David was naturally amiable, and in the depressing circumstances had no heart to return railing for railing. He meekly reminded the infuriate woman that she had called him “son-in-law” before he had attempted to call her “mother-in-law,” and that he certainly had been guilty of no conduct which should expose him to such treatment. He soon saw, to his great satisfaction, that the daughter remained faithful to him, and that the meek father was as decidedly on his side as his timid nature would permit him to be. Though David felt much insulted, he restrained his temper, and, turning from the angry mother, told her daughter that he would come the next Thursday on horseback, leading another horse for her; and that then he would take her to a justice of the peace who lived at the distance of but a few miles from them, where they would be married. David writes of the mother:
Her Irish was too high to do anything with her; so I quit trying.
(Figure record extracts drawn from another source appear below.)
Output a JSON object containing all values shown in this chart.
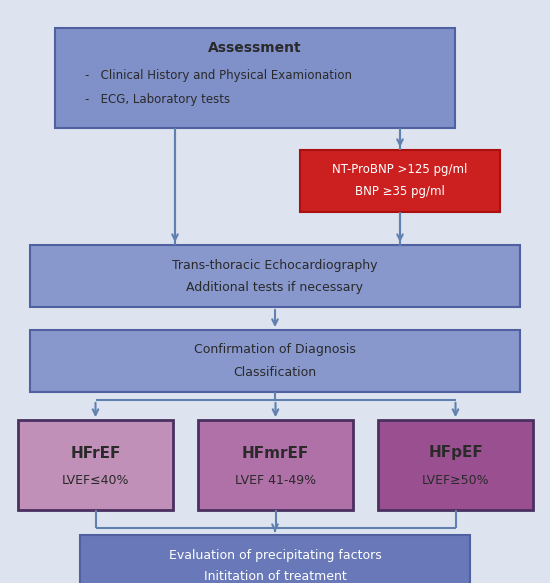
{
  "bg_color": "#dde4ef",
  "box_colors": {
    "assessment": "#8090c8",
    "bnp": "#cc2020",
    "echo": "#8898cc",
    "confirmation": "#8898cc",
    "hfref": "#c090b8",
    "hfmref": "#b070a8",
    "hfpef": "#9a5090",
    "treatment": "#6878b8"
  },
  "arrow_color": "#6080b0",
  "text_color_dark": "#2a2a2a",
  "text_color_white": "#ffffff",
  "border_color_blue": "#5060a0",
  "border_color_purple": "#4a3060",
  "assessment_title": "Assessment",
  "assessment_line1": "-   Clinical History and Physical Examionation",
  "assessment_line2": "-   ECG, Laboratory tests",
  "bnp_line1": "NT-ProBNP >125 pg/ml",
  "bnp_line2": "BNP ≥35 pg/ml",
  "echo_line1": "Trans-thoracic Echocardiography",
  "echo_line2": "Additional tests if necessary",
  "conf_line1": "Confirmation of Diagnosis",
  "conf_line2": "Classification",
  "hfref_title": "HFrEF",
  "hfref_sub": "LVEF≤40%",
  "hfmref_title": "HFmrEF",
  "hfmref_sub": "LVEF 41-49%",
  "hfpef_title": "HFpEF",
  "hfpef_sub": "LVEF≥50%",
  "treat_line1": "Evaluation of precipitating factors",
  "treat_line2": "Inititation of treatment"
}
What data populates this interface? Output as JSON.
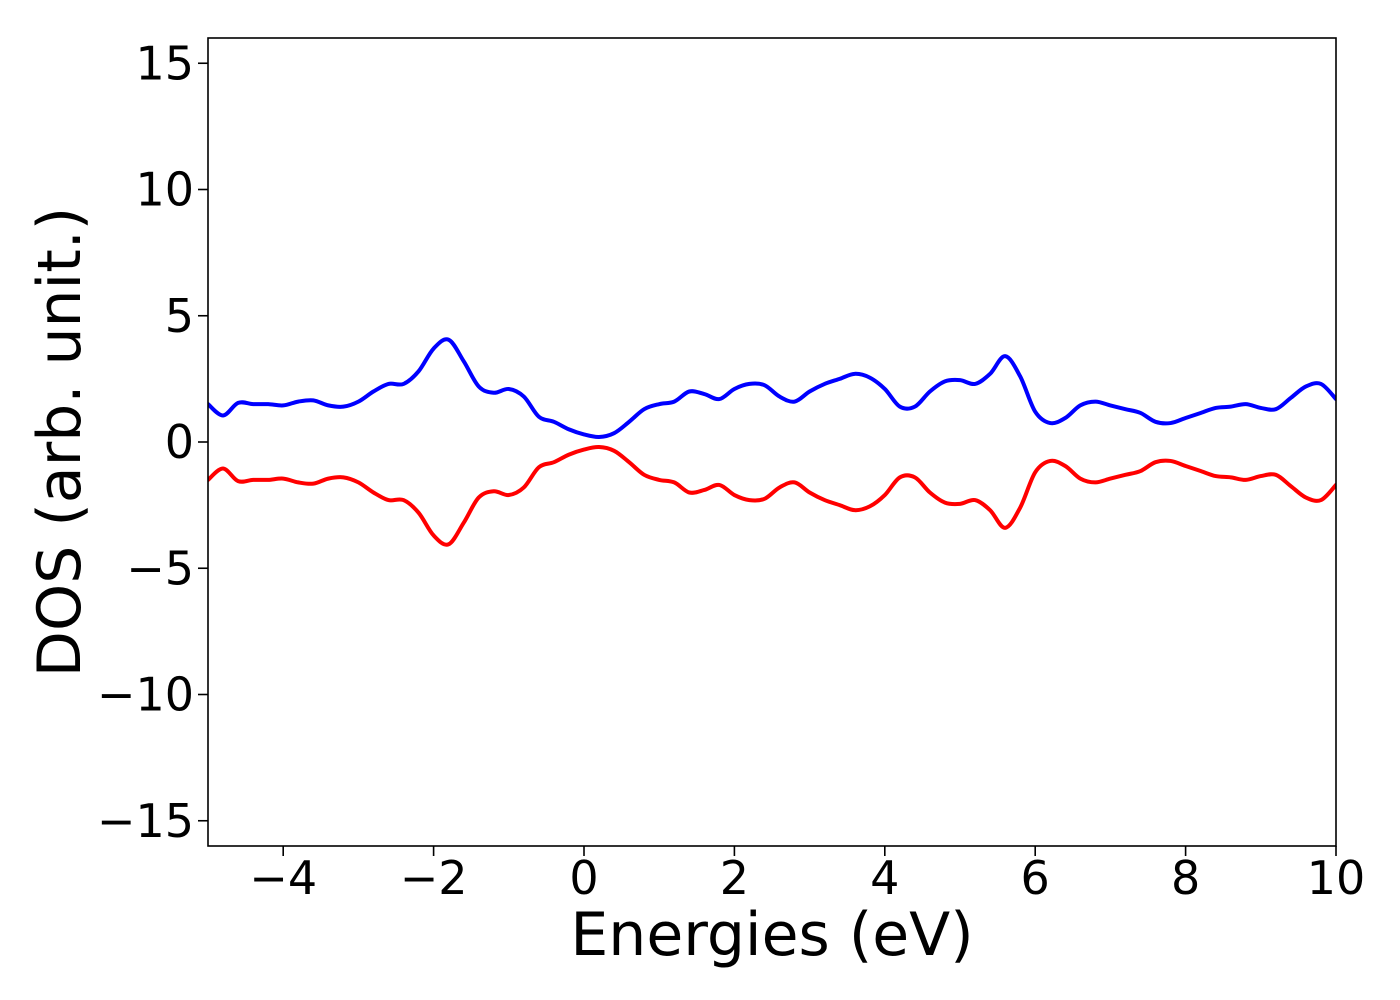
{
  "chart_data": {
    "type": "line",
    "title": "",
    "xlabel": "Energies (eV)",
    "ylabel": "DOS (arb. unit.)",
    "xlim": [
      -5,
      10
    ],
    "ylim": [
      -16,
      16
    ],
    "xticks": [
      -4,
      -2,
      0,
      2,
      4,
      6,
      8,
      10
    ],
    "xtick_labels": [
      "−4",
      "−2",
      "0",
      "2",
      "4",
      "6",
      "8",
      "10"
    ],
    "yticks": [
      -15,
      -10,
      -5,
      0,
      5,
      10,
      15
    ],
    "ytick_labels": [
      "−15",
      "−10",
      "−5",
      "0",
      "5",
      "10",
      "15"
    ],
    "grid": false,
    "series": [
      {
        "color": "#0000ff",
        "points": [
          [
            -5.0,
            1.5
          ],
          [
            -4.8,
            1.05
          ],
          [
            -4.6,
            1.55
          ],
          [
            -4.4,
            1.5
          ],
          [
            -4.2,
            1.5
          ],
          [
            -4.0,
            1.45
          ],
          [
            -3.8,
            1.6
          ],
          [
            -3.6,
            1.65
          ],
          [
            -3.4,
            1.45
          ],
          [
            -3.2,
            1.4
          ],
          [
            -3.0,
            1.6
          ],
          [
            -2.8,
            2.0
          ],
          [
            -2.6,
            2.3
          ],
          [
            -2.4,
            2.3
          ],
          [
            -2.2,
            2.8
          ],
          [
            -2.0,
            3.7
          ],
          [
            -1.8,
            4.05
          ],
          [
            -1.6,
            3.2
          ],
          [
            -1.4,
            2.2
          ],
          [
            -1.2,
            1.95
          ],
          [
            -1.0,
            2.1
          ],
          [
            -0.8,
            1.8
          ],
          [
            -0.6,
            1.0
          ],
          [
            -0.4,
            0.8
          ],
          [
            -0.2,
            0.5
          ],
          [
            0.0,
            0.3
          ],
          [
            0.2,
            0.2
          ],
          [
            0.4,
            0.35
          ],
          [
            0.6,
            0.8
          ],
          [
            0.8,
            1.3
          ],
          [
            1.0,
            1.5
          ],
          [
            1.2,
            1.6
          ],
          [
            1.4,
            2.0
          ],
          [
            1.6,
            1.9
          ],
          [
            1.8,
            1.7
          ],
          [
            2.0,
            2.1
          ],
          [
            2.2,
            2.3
          ],
          [
            2.4,
            2.25
          ],
          [
            2.6,
            1.8
          ],
          [
            2.8,
            1.6
          ],
          [
            3.0,
            2.0
          ],
          [
            3.2,
            2.3
          ],
          [
            3.4,
            2.5
          ],
          [
            3.6,
            2.7
          ],
          [
            3.8,
            2.55
          ],
          [
            4.0,
            2.1
          ],
          [
            4.2,
            1.4
          ],
          [
            4.4,
            1.4
          ],
          [
            4.6,
            2.0
          ],
          [
            4.8,
            2.4
          ],
          [
            5.0,
            2.45
          ],
          [
            5.2,
            2.3
          ],
          [
            5.4,
            2.7
          ],
          [
            5.6,
            3.4
          ],
          [
            5.8,
            2.6
          ],
          [
            6.0,
            1.2
          ],
          [
            6.2,
            0.75
          ],
          [
            6.4,
            0.95
          ],
          [
            6.6,
            1.45
          ],
          [
            6.8,
            1.6
          ],
          [
            7.0,
            1.45
          ],
          [
            7.2,
            1.3
          ],
          [
            7.4,
            1.15
          ],
          [
            7.6,
            0.8
          ],
          [
            7.8,
            0.75
          ],
          [
            8.0,
            0.95
          ],
          [
            8.2,
            1.15
          ],
          [
            8.4,
            1.35
          ],
          [
            8.6,
            1.4
          ],
          [
            8.8,
            1.5
          ],
          [
            9.0,
            1.35
          ],
          [
            9.2,
            1.3
          ],
          [
            9.4,
            1.75
          ],
          [
            9.6,
            2.2
          ],
          [
            9.8,
            2.3
          ],
          [
            10.0,
            1.7
          ]
        ]
      },
      {
        "color": "#ff0000",
        "points": [
          [
            -5.0,
            -1.5
          ],
          [
            -4.8,
            -1.05
          ],
          [
            -4.6,
            -1.55
          ],
          [
            -4.4,
            -1.5
          ],
          [
            -4.2,
            -1.5
          ],
          [
            -4.0,
            -1.45
          ],
          [
            -3.8,
            -1.6
          ],
          [
            -3.6,
            -1.65
          ],
          [
            -3.4,
            -1.45
          ],
          [
            -3.2,
            -1.4
          ],
          [
            -3.0,
            -1.6
          ],
          [
            -2.8,
            -2.0
          ],
          [
            -2.6,
            -2.3
          ],
          [
            -2.4,
            -2.3
          ],
          [
            -2.2,
            -2.8
          ],
          [
            -2.0,
            -3.7
          ],
          [
            -1.8,
            -4.05
          ],
          [
            -1.6,
            -3.2
          ],
          [
            -1.4,
            -2.2
          ],
          [
            -1.2,
            -1.95
          ],
          [
            -1.0,
            -2.1
          ],
          [
            -0.8,
            -1.8
          ],
          [
            -0.6,
            -1.0
          ],
          [
            -0.4,
            -0.8
          ],
          [
            -0.2,
            -0.5
          ],
          [
            0.0,
            -0.3
          ],
          [
            0.2,
            -0.2
          ],
          [
            0.4,
            -0.35
          ],
          [
            0.6,
            -0.8
          ],
          [
            0.8,
            -1.3
          ],
          [
            1.0,
            -1.5
          ],
          [
            1.2,
            -1.6
          ],
          [
            1.4,
            -2.0
          ],
          [
            1.6,
            -1.9
          ],
          [
            1.8,
            -1.7
          ],
          [
            2.0,
            -2.1
          ],
          [
            2.2,
            -2.3
          ],
          [
            2.4,
            -2.25
          ],
          [
            2.6,
            -1.8
          ],
          [
            2.8,
            -1.6
          ],
          [
            3.0,
            -2.0
          ],
          [
            3.2,
            -2.3
          ],
          [
            3.4,
            -2.5
          ],
          [
            3.6,
            -2.7
          ],
          [
            3.8,
            -2.55
          ],
          [
            4.0,
            -2.1
          ],
          [
            4.2,
            -1.4
          ],
          [
            4.4,
            -1.4
          ],
          [
            4.6,
            -2.0
          ],
          [
            4.8,
            -2.4
          ],
          [
            5.0,
            -2.45
          ],
          [
            5.2,
            -2.3
          ],
          [
            5.4,
            -2.7
          ],
          [
            5.6,
            -3.4
          ],
          [
            5.8,
            -2.6
          ],
          [
            6.0,
            -1.2
          ],
          [
            6.2,
            -0.75
          ],
          [
            6.4,
            -0.95
          ],
          [
            6.6,
            -1.45
          ],
          [
            6.8,
            -1.6
          ],
          [
            7.0,
            -1.45
          ],
          [
            7.2,
            -1.3
          ],
          [
            7.4,
            -1.15
          ],
          [
            7.6,
            -0.8
          ],
          [
            7.8,
            -0.75
          ],
          [
            8.0,
            -0.95
          ],
          [
            8.2,
            -1.15
          ],
          [
            8.4,
            -1.35
          ],
          [
            8.6,
            -1.4
          ],
          [
            8.8,
            -1.5
          ],
          [
            9.0,
            -1.35
          ],
          [
            9.2,
            -1.3
          ],
          [
            9.4,
            -1.75
          ],
          [
            9.6,
            -2.2
          ],
          [
            9.8,
            -2.3
          ],
          [
            10.0,
            -1.7
          ]
        ]
      }
    ]
  }
}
All I cared for was to have her daughter on my side, which I know’d was the case then. But how soon some other fellow might knock my nose out of joint again, I couldn’t tell. Her mother declared I shouldn’t have her. But I knowed I should, if somebody else didn’t get her before Thursday.
The all-important wedding-day soon came David was resolved to crush out all opposition and consummate the momentous affair with very considerable splendor. He therefore rode to the cabin with a very imposing retinue. Mounted proudly upon his own horse, and leading a borrowed steed, with a blanket saddle, for his bride, and accompanied by his elder brother and wife and a younger brother and sister, each on horseback, he “cut out to her father’s house to get her.